A small business may want to avoid debt, paying with cash for purchases instead of leasing. Reducing business debt makes sense, but using cash from your business account to pay down your personal mortgage may be smarter, since business debt is tax-deductible.
CASH-FLOW IS CRITICAL
Maintaining a healthy cash balance at your bank can help your business survive competition and slow periods. Negative bank balances can also be costly and may potentially damage your good credit rating, whereas leasing your purchase can help your cash flow.
BUILD YOUR BUSINESS CREDIT HISTORY
Good business credit can also save you money because suppliers will check your credit history to determine if they should do business with you and under what terms. Will they give you 60 days interest-free to pay, or C.O.D.?
LEASING YOUR PURCHASE MAY PROVIDE TAX SAVINGS!
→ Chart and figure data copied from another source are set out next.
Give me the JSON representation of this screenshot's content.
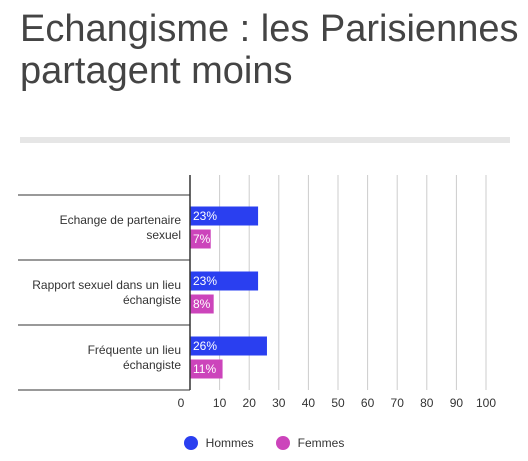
{
  "chart_data": {
    "type": "bar",
    "orientation": "horizontal",
    "title": "Echangisme : les Parisiennes partagent moins",
    "categories": [
      [
        "Echange de partenaire",
        "sexuel"
      ],
      [
        "Rapport sexuel dans un lieu",
        "échangiste"
      ],
      [
        "Fréquente un lieu",
        "échangiste"
      ]
    ],
    "series": [
      {
        "name": "Hommes",
        "color": "#2a3ff0",
        "values": [
          23,
          23,
          26
        ],
        "labels": [
          "23%",
          "23%",
          "26%"
        ]
      },
      {
        "name": "Femmes",
        "color": "#cc44bb",
        "values": [
          7,
          8,
          11
        ],
        "labels": [
          "7%",
          "8%",
          "11%"
        ]
      }
    ],
    "xlim": [
      0,
      100
    ],
    "xticks": [
      "0",
      "10",
      "20",
      "30",
      "40",
      "50",
      "60",
      "70",
      "80",
      "90",
      "100"
    ],
    "grid": true,
    "legend_position": "bottom"
  }
}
Leasing allows your business make more “after-tax” money. If paying with cash or credit, you must depreciate your equipment and write off the interest expense portion, whereas (in most cases) lease payments are 100% tax deductible.
SAVE MONEY (AND TIME)
If purchasing items from more than one supplier, you may need only to complete one credit application for ALL your business equipment purchases. Some leasing companies will finance many of your assets, including espresso and other equipment, furnishings, POS systems, signage, HVAC (ventilation) systems, delivery trucks and more.